I piatti e le posate individuali si sa non trovarono posto sulle tavole prima del Rinascimento; in precedenza era uso consumare servendosi, da taglieri e piatti comuni, con le mani e ancora prima utilizzando piatti fatti di farina e acqua: farinate cotte e schiacciate erano il piatto dei signori dei castelli medievali anche se la storia ci tramanda che questa usanza era antichissima tanto che Virgilio nell’Eneide racconta che:

Aeneas primique duces et pulcher Iulus/ corpora sub ramis deponunt arboris altae,/ instituuntque dapes et adorea liba per/ herbam subiciunt epulis (sic Iuppiter ipse /monebat) et Cereale solum pomis agrestibus/ augent. consumptis hic forte aliis, ut vertere/ morsus exiguam in Cererem penuria adegit /edendi, et violare manu malisque audacibus /orbem fatalis crusti patulis nec parcere/ quadris: ‘heus, etiam mensas consumimus? inquit Iulus […]Virgilio Eneide, libro 7, vv. 107-115

(Enea, i primi capi ed il bello Iulo posano i corpi sotto i rami di un’alta pianta, preparano il banchetto e nell’erba mettono focacce di farro sotto le vivande (così Giove stesso ordinava) e vi aggiungono sopra frutti agresti. Allora consumato già il resto, la povertà del mangiare spinse a volgere i morsi verso la piccola focaccia (Cerere) e violare con mani e mascelle audaci il piatto di focaccia: Ahi, mangiamo anche le mense? Disse Iulo […]

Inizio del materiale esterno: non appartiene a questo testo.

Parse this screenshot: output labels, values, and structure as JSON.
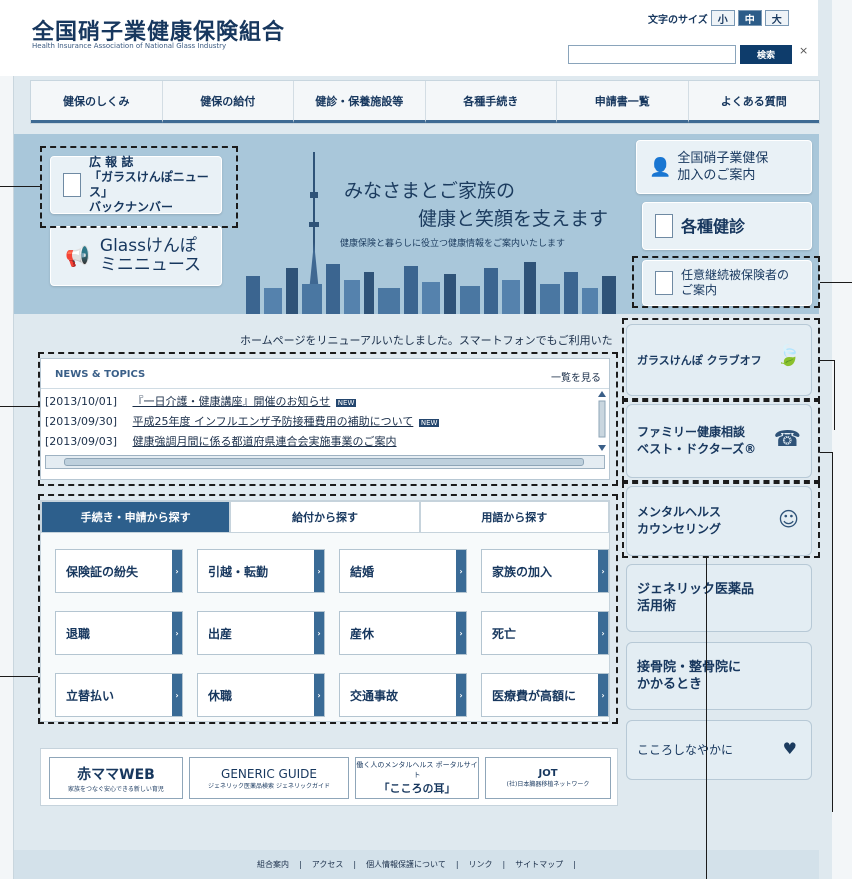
{
  "header": {
    "title": "全国硝子業健康保険組合",
    "subtitle": "Health Insurance Association of National Glass Industry",
    "font_size_label": "文字のサイズ",
    "font_sizes": [
      "小",
      "中",
      "大"
    ],
    "search_button": "検索",
    "search_clear": "×"
  },
  "nav": [
    "健保のしくみ",
    "健保の給付",
    "健診・保養施設等",
    "各種手続き",
    "申請書一覧",
    "よくある質問"
  ],
  "hero": {
    "left_tiles": [
      {
        "line1": "広 報 誌",
        "line2": "「ガラスけんぽニュース」",
        "line3": "バックナンバー"
      },
      {
        "line1": "Glassけんぽ",
        "line2": "ミニニュース"
      }
    ],
    "headline_1": "みなさまとご家族の",
    "headline_2": "健康と笑顔を支えます",
    "tagline": "健康保険と暮らしに役立つ健康情報をご案内いたします",
    "right_tiles": [
      {
        "line1": "全国硝子業健保",
        "line2": "加入のご案内"
      },
      {
        "line1": "各種健診"
      },
      {
        "line1": "任意継続被保険者の",
        "line2": "ご案内"
      }
    ]
  },
  "announcement": "ホームページをリニューアルいたしました。スマートフォンでもご利用いた",
  "news": {
    "title": "NEWS & TOPICS",
    "more_link": "一覧を見る",
    "items": [
      {
        "date": "[2013/10/01]",
        "text": "『一日介護・健康講座』開催のお知らせ",
        "badge": "NEW"
      },
      {
        "date": "[2013/09/30]",
        "text": "平成25年度 インフルエンザ予防接種費用の補助について",
        "badge": "NEW"
      },
      {
        "date": "[2013/09/03]",
        "text": "健康強調月間に係る都道府県連合会実施事業のご案内",
        "badge": ""
      }
    ]
  },
  "search_tabs": {
    "tabs": [
      "手続き・申請から探す",
      "給付から探す",
      "用語から探す"
    ],
    "active_index": 0,
    "items": [
      "保険証の紛失",
      "引越・転勤",
      "結婚",
      "家族の加入",
      "退職",
      "出産",
      "産休",
      "死亡",
      "立替払い",
      "休職",
      "交通事故",
      "医療費が高額に"
    ]
  },
  "side_links": [
    {
      "line1": "ガラスけんぽ クラブオフ"
    },
    {
      "line1": "ファミリー健康相談",
      "line2": "ベスト・ドクターズ®"
    },
    {
      "line1": "メンタルヘルス",
      "line2": "カウンセリング"
    },
    {
      "line1": "ジェネリック医薬品",
      "line2": "活用術"
    },
    {
      "line1": "接骨院・整骨院に",
      "line2": "かかるとき"
    },
    {
      "line1": "こころしなやかに"
    }
  ],
  "banners": [
    {
      "title": "赤ママWEB",
      "sub": "家族をつなぐ安心できる新しい育児"
    },
    {
      "title": "GENERIC GUIDE",
      "sub": "ジェネリック医薬品検索 ジェネリックガイド"
    },
    {
      "title": "働く人のメンタルヘルス ポータルサイト",
      "sub": "「こころの耳」"
    },
    {
      "title": "JOT",
      "sub": "(社)日本臓器移植ネットワーク"
    }
  ],
  "footer": [
    "組合案内",
    "アクセス",
    "個人情報保護について",
    "リンク",
    "サイトマップ"
  ],
  "footer_separator": "|"
}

Ma torniamo alla ribollita: perché questa citazione? Si racconta che le “mense” avanzate dalle tavole dei signori venissero poi servite come cibo per gli affamati lavoratori, la servitù del castello, magari… bollite con verdure e altri vegetali reperiti negli orti. Che il suo nome derivi da questo non è detto. Secondo Paolo Petroni il termine è recente, inventato da qualche ristoratore, altri invece sostengono derivi dal fatto che fosse cucinata per il venerdì di magro e che poi si consumasse in più giorni e pertanto fosse “ribollita”. In effetti, a guardar bene, se non fosse ribollita sarebbe una semplice zuppa di pane raffermo con verdure, come la chiama l’Artusi “Zuppa toscana di magro alla contadina”.

Ricetta dell’Artusi

Questa zuppa che, per modestia, si fa dare l’epiteto di contadina, sono persuaso che sarà gradita da tutti, anche dai signori, se fatta con la dovuta attenzione.

Pane bruno raffermo, di pasta molle, grammi 400.

Fagiuoli bianchi, grammi 300.

Olio, grammi 150.

Acqua, litri due.

Cavolo cappuccio o verzotto, mezza palla di mezzana grandezza.

Cavolo nero, altrettante in volume ed anche più.

Un mazzo di bietola e un poco di pepolino.

Una patata.

Alcune cotenne di carnesecca o di prosciutto tagliate a striscie.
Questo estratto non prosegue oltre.